When asked about the size of the opportunity envisioned, the bank pointed to Ghiawadwala’s comments from 2022, when she told investors the bank is focused on an addressable opportunity of about $150 billion; the bank’s share of that was about 2% in 2022, and she said the bank sought to double that share.
“Even our existing clients are growing, and so, as they grow, their banking needs are changing,” Ghiawadwala noted in a recent interview. “There’s really a lot for us to do in terms of absolutely realizing our full potential.”
The lender has bankers on the ground in 90 countries, and a global relationship manager oversees a client’s entire reach across various markets, she said. Commercial clients do between $10 million to $3 billion in sales annually, with the “sweet spot” being companies already operating in a few countries that are looking for a global bank, she said.
The bank counted 14,000 commercial clients in 2022; Citi declined to share a current number. The lender focuses on six “super sectors”: industrials, digital technology and communications, retail, healthcare, business and professional services, and nonbank financial institutions.
Citi aims to serve clients’ everyday banking needs and as a strategic partner when it comes to investments and guidance. About 90% of clients are privately held businesses, and Citi aims to tap different parts of the bank when needed, such as if clients are looking to go public, Ghiawadwala said.
These mid-sized corporate customers particularly appreciate consumer-like capabilities in banking, because they’re companies that don’t have as much formal structure or lack big treasury or finance teams, she said.
Treasury management, for example, isn’t something companies tend to consider at the outset. As firms go through growing pains, “that’s where we can kind of come in and bring our large company experience,” Ghiawadwala said.
Citi has sought to simplify functions for clients – thinking through the number of clicks it takes to handle a task, or what web menus look like – while providing robust capabilities that some of the world’s largest companies turn to the bank for.
The bank unified functions through a new platform, introduced in 2023, that provides a single digital user interface.

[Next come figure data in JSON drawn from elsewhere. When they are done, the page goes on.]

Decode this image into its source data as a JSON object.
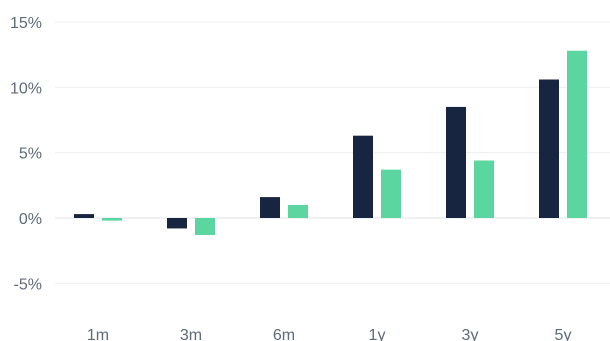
{
  "chart_data": {
    "type": "bar",
    "categories": [
      "1m",
      "3m",
      "6m",
      "1y",
      "3y",
      "5y"
    ],
    "series": [
      {
        "values": [
          0.3,
          -0.8,
          1.6,
          6.3,
          8.5,
          10.6
        ],
        "color": "#172540"
      },
      {
        "values": [
          -0.2,
          -1.3,
          1.0,
          3.7,
          4.4,
          12.8
        ],
        "color": "#5cd6a0"
      }
    ],
    "y_ticks": [
      15,
      10,
      5,
      0,
      -5
    ],
    "y_tick_labels": [
      "15%",
      "10%",
      "5%",
      "0%",
      "-5%"
    ],
    "ylim": [
      -7.5,
      15
    ],
    "grid": true,
    "legend": "none",
    "title": "",
    "xlabel": "",
    "ylabel": ""
  }
}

Last month, the bank added a digital credit application capability for smaller loans and an automated self-service credit management process, which allows Citi to monitor covenance without having to reach out to remind clients for information.
In the markets that have added those tools, about 20% of commercial clients are using its digital lending capabilities, the bank said.
Citi is also working to digitize banker tasks, with the bank’s artificial intelligence-powered assistant Stylus, to bolster productivity when it comes to generating reports and other duties. A heatmap tool, rolled out earlier this year, helps bankers identify geographic locations clients operate in, as bankers consider products that would be beneficial, Ghiawadwala said.